DAMASCUS - At least 32 people had been killed Sunday in two separate bombings that have marked an intensification of violence in the unrest-torn country.
Sunday has started with an explosion of a passenger bus that had been targeted with explosive devices while en route from the central town of Misyaf to the capital Damascus. The bus blast killed at least four people, according to the state-run SANA news agency.
As it started, Sunday ended with a huge blast that struck the northern Aleppo province and killed at least 27 people, adding more agony to the already-suffering people in that key area.
The blast rocked the Malaab al-Baladi area in Aleppo, an area grouping three hospitals and a school sheltering displaced people. The state media said people are still being buried under the piles of rubble and debris, adding that firefighters and other workers are franticly looking for survivors under the rubbles while also digging out the dead.
The state-TV aired live coverage of the site, showing scenes of carnage and huge destruction. A woman appeared standing amid the twisted debris crying for her dead son while other restive men were surrounding her trying to ease her pain, one of them was sympathizing with her "consider me your son too."

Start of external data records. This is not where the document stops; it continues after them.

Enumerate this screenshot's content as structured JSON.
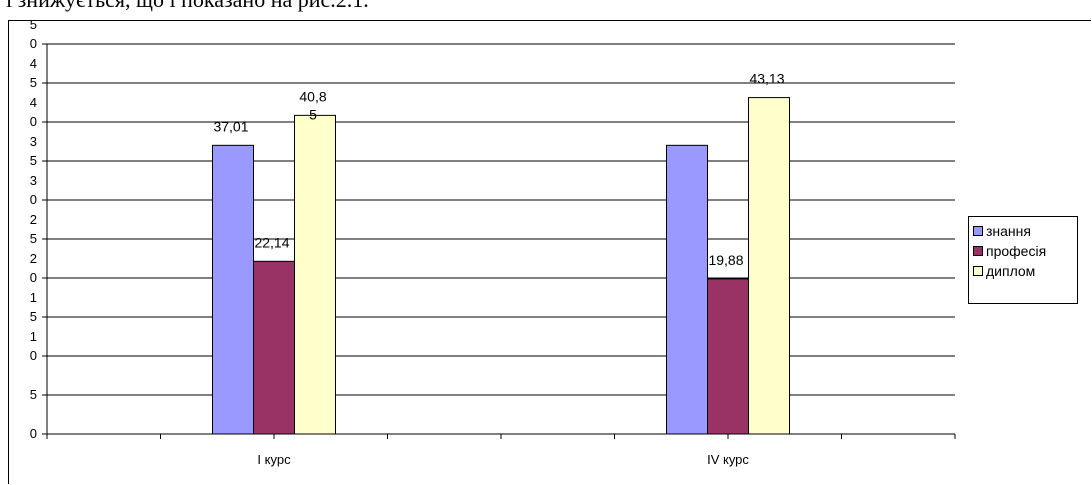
{
  "context_text": "і знижується, що і показано на рис.2.1.",
  "chart_data": {
    "type": "bar",
    "categories": [
      "I курс",
      "IV курс"
    ],
    "series": [
      {
        "name": "знання",
        "values": [
          37.01,
          37.01
        ],
        "labels": [
          "37,01",
          ""
        ],
        "color": "#9999FF"
      },
      {
        "name": "професія",
        "values": [
          22.14,
          19.88
        ],
        "labels": [
          "22,14",
          "19,88"
        ],
        "color": "#993366"
      },
      {
        "name": "диплом",
        "values": [
          40.85,
          43.13
        ],
        "labels": [
          "40,8\n5",
          "43,13"
        ],
        "color": "#FFFFCC"
      }
    ],
    "ylim": [
      0,
      50
    ],
    "ytick_labels": [
      {
        "value": 0,
        "text": "0"
      },
      {
        "value": 5,
        "text": "5"
      },
      {
        "value": 10,
        "text": "1\n0"
      },
      {
        "value": 15,
        "text": "1\n5"
      },
      {
        "value": 20,
        "text": "2\n0"
      },
      {
        "value": 25,
        "text": "2\n5"
      },
      {
        "value": 30,
        "text": "3\n0"
      },
      {
        "value": 35,
        "text": "3\n5"
      },
      {
        "value": 40,
        "text": "4\n0"
      },
      {
        "value": 45,
        "text": "4\n5"
      },
      {
        "value": 50,
        "text": "5\n0"
      }
    ],
    "grid": true,
    "legend_position": "right"
  }
}
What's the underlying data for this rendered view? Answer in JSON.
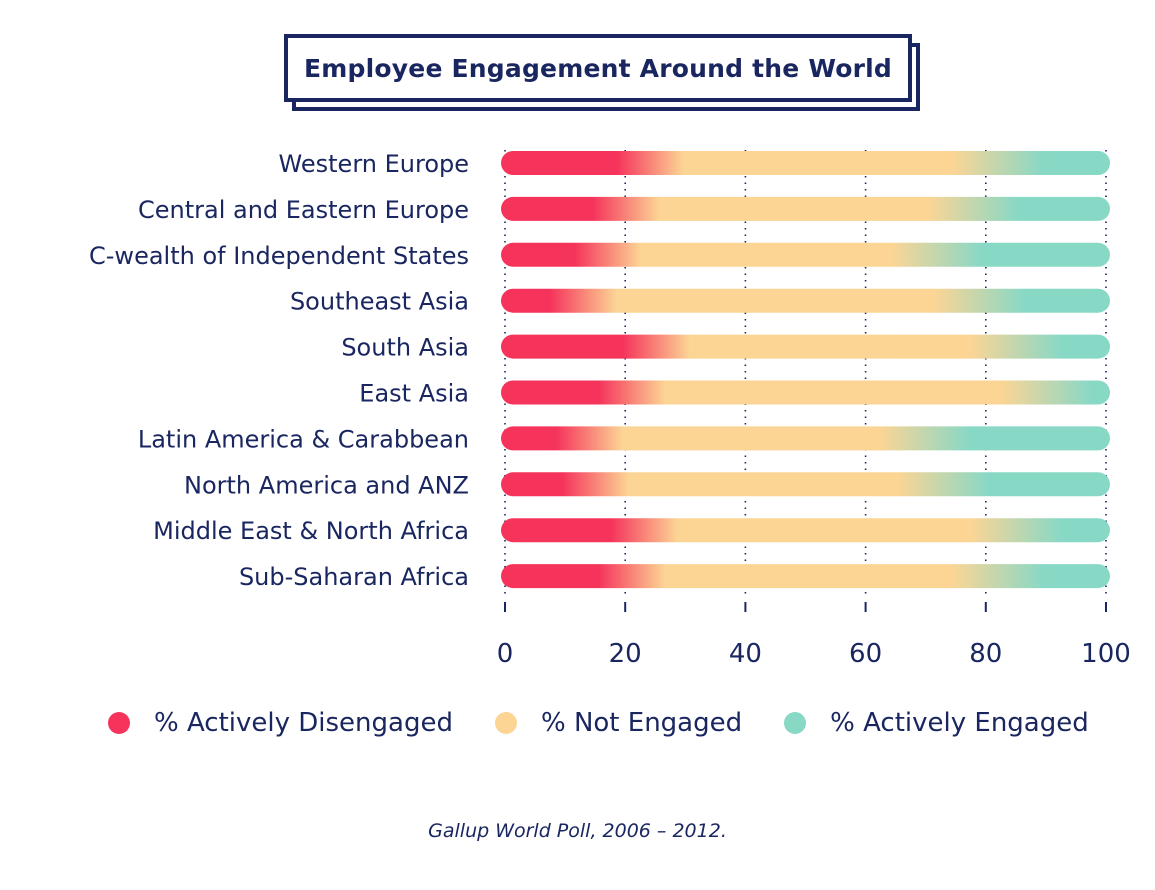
{
  "title": "Employee Engagement Around the World",
  "footer": "Gallup World Poll, 2006 – 2012.",
  "colors": {
    "disengaged": "#f5335b",
    "not_engaged": "#fcd595",
    "engaged": "#88d8c6",
    "text": "#1a2660"
  },
  "legend": [
    {
      "label": "% Actively Disengaged",
      "color_key": "disengaged"
    },
    {
      "label": "% Not Engaged",
      "color_key": "not_engaged"
    },
    {
      "label": "% Actively Engaged",
      "color_key": "engaged"
    }
  ],
  "chart_data": {
    "type": "bar",
    "orientation": "horizontal",
    "stacked": true,
    "title": "Employee Engagement Around the World",
    "xlabel": "",
    "ylabel": "",
    "xlim": [
      0,
      100
    ],
    "xticks": [
      0,
      20,
      40,
      60,
      80,
      100
    ],
    "grid": "vertical dotted",
    "legend_position": "bottom",
    "categories": [
      "Western Europe",
      "Central and Eastern Europe",
      "C-wealth of Independent States",
      "Southeast Asia",
      "South Asia",
      "East Asia",
      "Latin America & Carabbean",
      "North America and ANZ",
      "Middle East & North Africa",
      "Sub-Saharan Africa"
    ],
    "series": [
      {
        "name": "% Actively Disengaged",
        "values": [
          20,
          16,
          13,
          9,
          21,
          17,
          10,
          11,
          19,
          17
        ]
      },
      {
        "name": "% Not Engaged",
        "values": [
          66,
          66,
          63,
          74,
          68,
          77,
          64,
          66,
          70,
          69
        ]
      },
      {
        "name": "% Actively Engaged",
        "values": [
          14,
          18,
          24,
          17,
          11,
          6,
          26,
          23,
          11,
          14
        ]
      }
    ],
    "source": "Gallup World Poll, 2006 – 2012."
  }
}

Aleppo has emerged as a stage for pitch battles between the government troops and the armed rebels, who have pledged to keep fighting in Aleppo to subdue it under their control.
Aside from the blasts, clashes between the government troops and opposition rebels have continued Sunday in many hotspots across the battered Arab state, but most notably in the Damascus' districts of Tadamun, Yalda and Hajar al-Aswad.
Heavy black smoke bellowed the district of Tadamun on Sunday and rose up to cloud the sky of the capital as clashes have been raging on for almost a week in that part of Damascus.
Syria's pro-government media said that the thick cloud of smoke was caused by the explosion of a building that had been used by the armed insurgent groups as storage for explosives.
The Britain-based Syrian Observatory for Human Rights said at least 90 people had been killed Sunday in different parts of Syria, while the Local Coordination Committees, another activists' network, placed the death toll at 160.
Both groups reported clashes and shelling by the government troops on several restive areas nationwide. They also blame the Syrian regime of being behind the bulk of the deadly violence, while the Syrian government blames the ongoing violence on "armed terrorist groups" backed with foreign Jihadists and western plot.
Activists said as many as 20,000 people have so far been killed since the crisis in Syria began last year amid reports that a total of 8,000 army and security personnel have so far been killed.